Todo o Corpo de Bombeiros do estado do Rio de Janeiro foi mobilizado para a maior tragédia do estado. Contou com a ajuda das forças armadas, com o emprego de aeronaves de vários órgãos e particulares. Uma força de socorro e salvamento foi montada por órgãos oficiais, mas, paralelo a isso, uma rede de solidariedade da sociedade civil fortaleceu o trabalho das equipes. Os bombeiros recordam com carinho dos muitos momentos em que passavam carros e caminhonetes oferecendo água, quentinhas, lanches aos bombeiros em combate.
“O cenário era caótico”, descreve coronel Camilo. E por isso era tão difícil avaliar o que foi marcante naquele dia. “Teve uma cena que me lembro. No final do Vale do Cuiabá tinha uma fazenda chamada Fazenda São Francisco. Fomos movimentados pra lá, chegando lá um senhor moreno, de olhos claros, não me recordo nome dele. Mas lembro que ele falou pra mim que teve a enxurrada, e tinha uma casa num talude mais alto. A água chegou ali e infelizmente carregou uma senhora grávida, uma criança e acho que o marido também. O marido não conseguiu puxar a esposa grávida. Isso foi marcante pra mim”, lembra.
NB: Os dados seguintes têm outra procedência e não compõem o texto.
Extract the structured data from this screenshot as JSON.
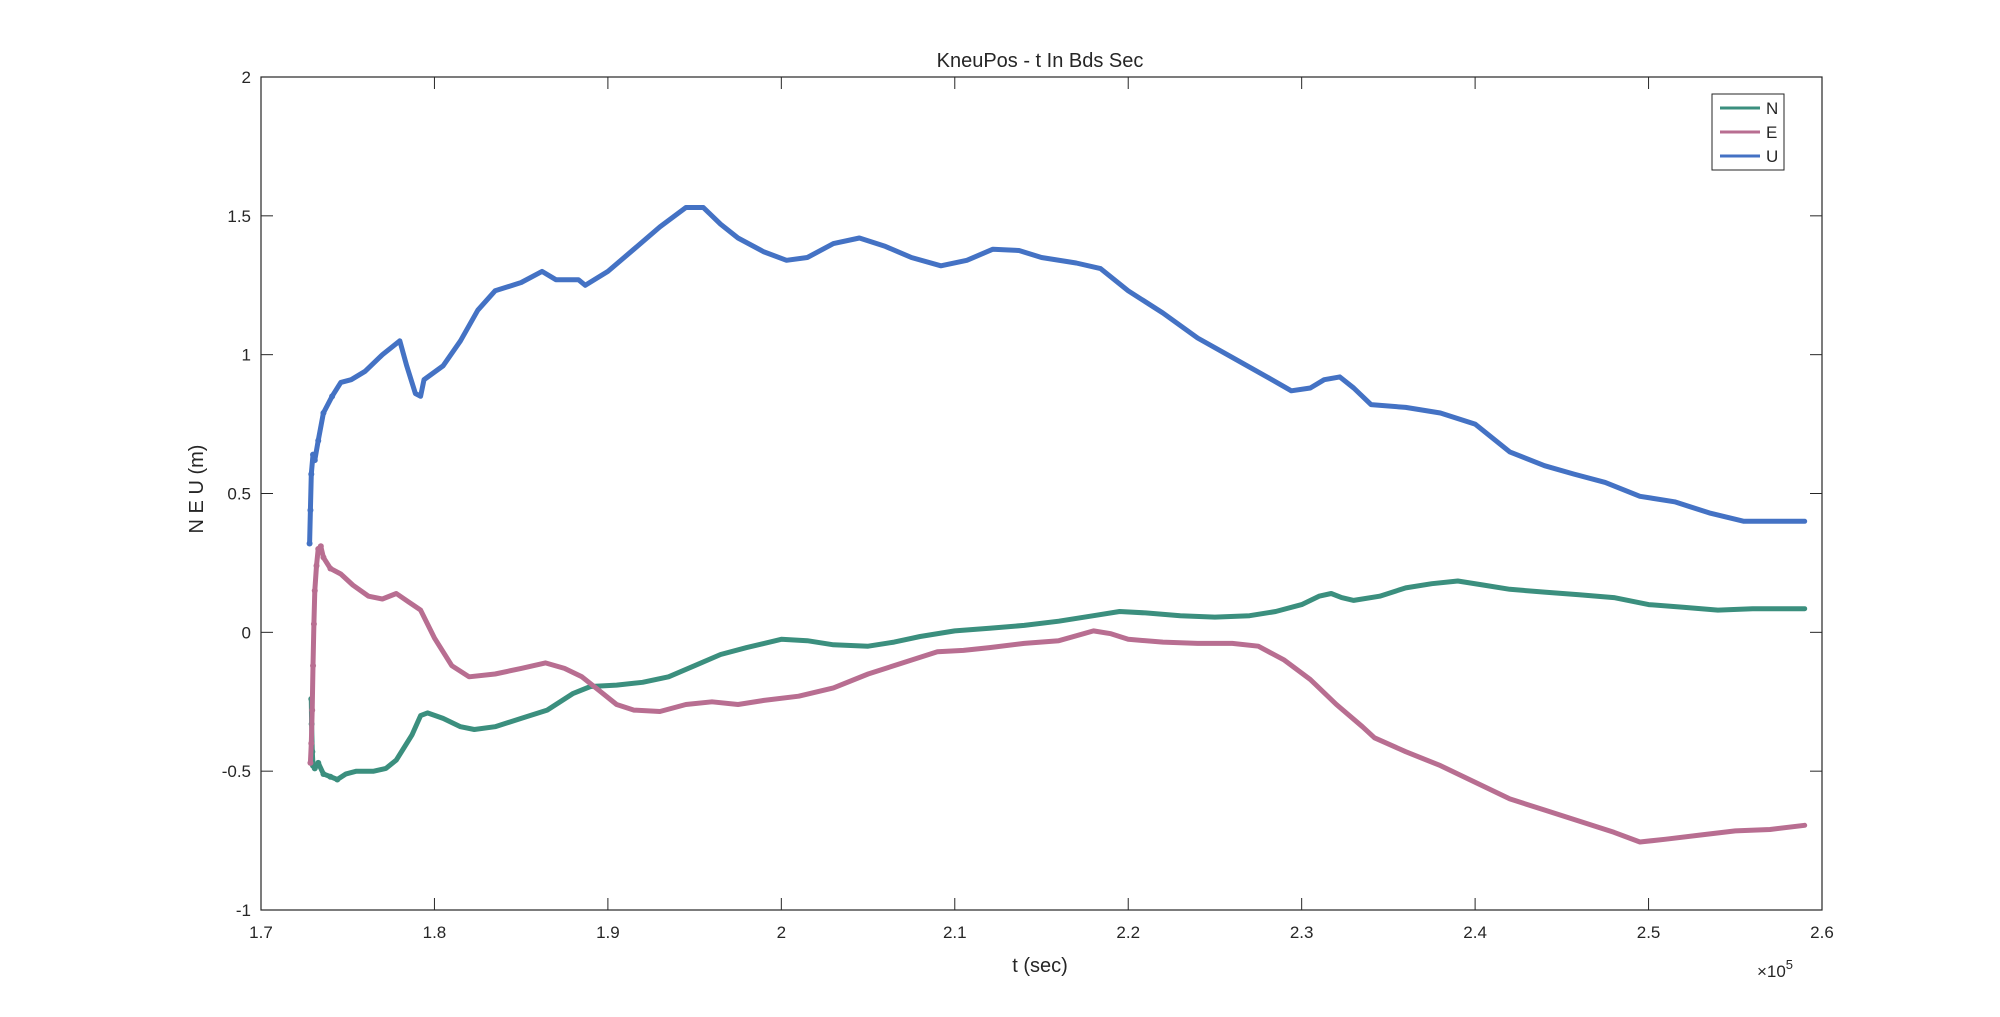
{
  "chart_data": {
    "type": "line",
    "title": "KneuPos - t In Bds Sec",
    "xlabel": "t (sec)",
    "ylabel": "N E U (m)",
    "x_exponent_label": "×10",
    "x_exponent_power": "5",
    "xlim": [
      170000,
      260000
    ],
    "ylim": [
      -1,
      2
    ],
    "xticks": [
      170000,
      180000,
      190000,
      200000,
      210000,
      220000,
      230000,
      240000,
      250000,
      260000
    ],
    "xtick_labels": [
      "1.7",
      "1.8",
      "1.9",
      "2",
      "2.1",
      "2.2",
      "2.3",
      "2.4",
      "2.5",
      "2.6"
    ],
    "yticks": [
      -1,
      -0.5,
      0,
      0.5,
      1,
      1.5,
      2
    ],
    "ytick_labels": [
      "-1",
      "-0.5",
      "0",
      "0.5",
      "1",
      "1.5",
      "2"
    ],
    "grid": false,
    "legend_position": "top-right",
    "series": [
      {
        "name": "N",
        "color": "#3b8f7e",
        "points": [
          [
            172900,
            -0.24
          ],
          [
            172920,
            -0.33
          ],
          [
            172960,
            -0.43
          ],
          [
            173000,
            -0.48
          ],
          [
            173100,
            -0.49
          ],
          [
            173300,
            -0.47
          ],
          [
            173600,
            -0.51
          ],
          [
            174000,
            -0.52
          ],
          [
            174400,
            -0.53
          ],
          [
            174900,
            -0.51
          ],
          [
            175500,
            -0.5
          ],
          [
            176500,
            -0.5
          ],
          [
            177200,
            -0.49
          ],
          [
            177800,
            -0.46
          ],
          [
            178200,
            -0.42
          ],
          [
            178700,
            -0.37
          ],
          [
            179200,
            -0.3
          ],
          [
            179600,
            -0.29
          ],
          [
            180500,
            -0.31
          ],
          [
            181500,
            -0.34
          ],
          [
            182300,
            -0.35
          ],
          [
            183500,
            -0.34
          ],
          [
            185000,
            -0.31
          ],
          [
            186500,
            -0.28
          ],
          [
            188000,
            -0.22
          ],
          [
            189000,
            -0.195
          ],
          [
            190500,
            -0.19
          ],
          [
            192000,
            -0.18
          ],
          [
            193500,
            -0.16
          ],
          [
            195000,
            -0.12
          ],
          [
            196500,
            -0.08
          ],
          [
            198000,
            -0.055
          ],
          [
            200000,
            -0.025
          ],
          [
            201500,
            -0.03
          ],
          [
            203000,
            -0.045
          ],
          [
            205000,
            -0.05
          ],
          [
            206500,
            -0.035
          ],
          [
            208000,
            -0.015
          ],
          [
            210000,
            0.005
          ],
          [
            212000,
            0.015
          ],
          [
            214000,
            0.025
          ],
          [
            216000,
            0.04
          ],
          [
            218000,
            0.06
          ],
          [
            219500,
            0.075
          ],
          [
            221000,
            0.07
          ],
          [
            223000,
            0.06
          ],
          [
            225000,
            0.055
          ],
          [
            227000,
            0.06
          ],
          [
            228500,
            0.075
          ],
          [
            230000,
            0.1
          ],
          [
            231000,
            0.13
          ],
          [
            231700,
            0.14
          ],
          [
            232300,
            0.125
          ],
          [
            233000,
            0.115
          ],
          [
            234500,
            0.13
          ],
          [
            236000,
            0.16
          ],
          [
            237500,
            0.175
          ],
          [
            239000,
            0.185
          ],
          [
            240500,
            0.17
          ],
          [
            242000,
            0.155
          ],
          [
            244000,
            0.145
          ],
          [
            246000,
            0.135
          ],
          [
            248000,
            0.125
          ],
          [
            250000,
            0.1
          ],
          [
            252000,
            0.09
          ],
          [
            254000,
            0.08
          ],
          [
            256000,
            0.085
          ],
          [
            259000,
            0.085
          ]
        ]
      },
      {
        "name": "E",
        "color": "#b86e91",
        "points": [
          [
            172850,
            -0.47
          ],
          [
            172900,
            -0.4
          ],
          [
            172950,
            -0.28
          ],
          [
            173000,
            -0.12
          ],
          [
            173050,
            0.03
          ],
          [
            173100,
            0.15
          ],
          [
            173200,
            0.24
          ],
          [
            173300,
            0.3
          ],
          [
            173450,
            0.31
          ],
          [
            173600,
            0.27
          ],
          [
            174000,
            0.23
          ],
          [
            174600,
            0.21
          ],
          [
            175300,
            0.17
          ],
          [
            176200,
            0.13
          ],
          [
            177000,
            0.12
          ],
          [
            177800,
            0.14
          ],
          [
            178500,
            0.11
          ],
          [
            179200,
            0.08
          ],
          [
            180000,
            -0.02
          ],
          [
            181000,
            -0.12
          ],
          [
            182000,
            -0.16
          ],
          [
            183500,
            -0.15
          ],
          [
            185000,
            -0.13
          ],
          [
            186400,
            -0.11
          ],
          [
            187500,
            -0.13
          ],
          [
            188500,
            -0.16
          ],
          [
            189500,
            -0.21
          ],
          [
            190500,
            -0.26
          ],
          [
            191500,
            -0.28
          ],
          [
            193000,
            -0.285
          ],
          [
            194500,
            -0.26
          ],
          [
            196000,
            -0.25
          ],
          [
            197500,
            -0.26
          ],
          [
            199000,
            -0.245
          ],
          [
            201000,
            -0.23
          ],
          [
            203000,
            -0.2
          ],
          [
            205000,
            -0.15
          ],
          [
            207000,
            -0.11
          ],
          [
            209000,
            -0.07
          ],
          [
            210500,
            -0.065
          ],
          [
            212000,
            -0.055
          ],
          [
            214000,
            -0.04
          ],
          [
            216000,
            -0.03
          ],
          [
            218000,
            0.005
          ],
          [
            219000,
            -0.005
          ],
          [
            220000,
            -0.025
          ],
          [
            222000,
            -0.035
          ],
          [
            224000,
            -0.04
          ],
          [
            226000,
            -0.04
          ],
          [
            227500,
            -0.05
          ],
          [
            229000,
            -0.1
          ],
          [
            230500,
            -0.17
          ],
          [
            232000,
            -0.26
          ],
          [
            233500,
            -0.34
          ],
          [
            234200,
            -0.38
          ],
          [
            236000,
            -0.43
          ],
          [
            238000,
            -0.48
          ],
          [
            240000,
            -0.54
          ],
          [
            242000,
            -0.6
          ],
          [
            244000,
            -0.64
          ],
          [
            246000,
            -0.68
          ],
          [
            248000,
            -0.72
          ],
          [
            249500,
            -0.755
          ],
          [
            251000,
            -0.745
          ],
          [
            253000,
            -0.73
          ],
          [
            255000,
            -0.715
          ],
          [
            257000,
            -0.71
          ],
          [
            259000,
            -0.695
          ]
        ]
      },
      {
        "name": "U",
        "color": "#4472c4",
        "points": [
          [
            172800,
            0.32
          ],
          [
            172850,
            0.44
          ],
          [
            172900,
            0.57
          ],
          [
            173000,
            0.64
          ],
          [
            173100,
            0.62
          ],
          [
            173300,
            0.69
          ],
          [
            173600,
            0.79
          ],
          [
            174100,
            0.85
          ],
          [
            174600,
            0.9
          ],
          [
            175200,
            0.91
          ],
          [
            176000,
            0.94
          ],
          [
            177000,
            1.0
          ],
          [
            178000,
            1.05
          ],
          [
            178400,
            0.96
          ],
          [
            178900,
            0.86
          ],
          [
            179200,
            0.85
          ],
          [
            179400,
            0.91
          ],
          [
            180500,
            0.96
          ],
          [
            181500,
            1.05
          ],
          [
            182500,
            1.16
          ],
          [
            183500,
            1.23
          ],
          [
            185000,
            1.26
          ],
          [
            186200,
            1.3
          ],
          [
            187000,
            1.27
          ],
          [
            188300,
            1.27
          ],
          [
            188700,
            1.25
          ],
          [
            190000,
            1.3
          ],
          [
            191500,
            1.38
          ],
          [
            193000,
            1.46
          ],
          [
            194500,
            1.53
          ],
          [
            195500,
            1.53
          ],
          [
            196500,
            1.47
          ],
          [
            197500,
            1.42
          ],
          [
            199000,
            1.37
          ],
          [
            200300,
            1.34
          ],
          [
            201500,
            1.35
          ],
          [
            203000,
            1.4
          ],
          [
            204500,
            1.42
          ],
          [
            206000,
            1.39
          ],
          [
            207500,
            1.35
          ],
          [
            209200,
            1.32
          ],
          [
            210700,
            1.34
          ],
          [
            212200,
            1.38
          ],
          [
            213700,
            1.375
          ],
          [
            215000,
            1.35
          ],
          [
            217000,
            1.33
          ],
          [
            218400,
            1.31
          ],
          [
            220000,
            1.23
          ],
          [
            222000,
            1.15
          ],
          [
            224000,
            1.06
          ],
          [
            226000,
            0.99
          ],
          [
            228000,
            0.92
          ],
          [
            229400,
            0.87
          ],
          [
            230500,
            0.88
          ],
          [
            231300,
            0.91
          ],
          [
            232200,
            0.92
          ],
          [
            233000,
            0.88
          ],
          [
            234000,
            0.82
          ],
          [
            236000,
            0.81
          ],
          [
            238000,
            0.79
          ],
          [
            240000,
            0.75
          ],
          [
            242000,
            0.65
          ],
          [
            244000,
            0.6
          ],
          [
            245700,
            0.57
          ],
          [
            247500,
            0.54
          ],
          [
            249500,
            0.49
          ],
          [
            251500,
            0.47
          ],
          [
            253500,
            0.43
          ],
          [
            255500,
            0.4
          ],
          [
            257000,
            0.4
          ],
          [
            259000,
            0.4
          ]
        ]
      }
    ]
  }
}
A memória das vítimas da Tragédia da Região Serrana está sendo homenageada pelo Governo do Estado, após esses 10 anos. Em Petrópolis, na madrugada deste dia 12 de janeiro, uma solenidade no quartel do 15º GBM marcou a memória dos cinco bombeiros militares que morreram no desastre. O 2º sargento Marco Antônio Verly da Conceição, os cabos Victor Lembo Spinelli e Flávio Uanderson Rodrigues de Freitas, que prestavam socorro às vítimas e não resistiram aos ferimentos. Outros dois profissionais eram moradores de Teresópolis, uma das cidades mais atingidas pela tragédia, e estavam em casa quando as residências foram atingidas. São eles os bombeiros Isaac Bravo (lotado no próprio quartel de Teresópolis) e Ruan Carlos Guarillha (lotado no Grupamento de Socorro Florestal e Meio Ambiente, em Magé).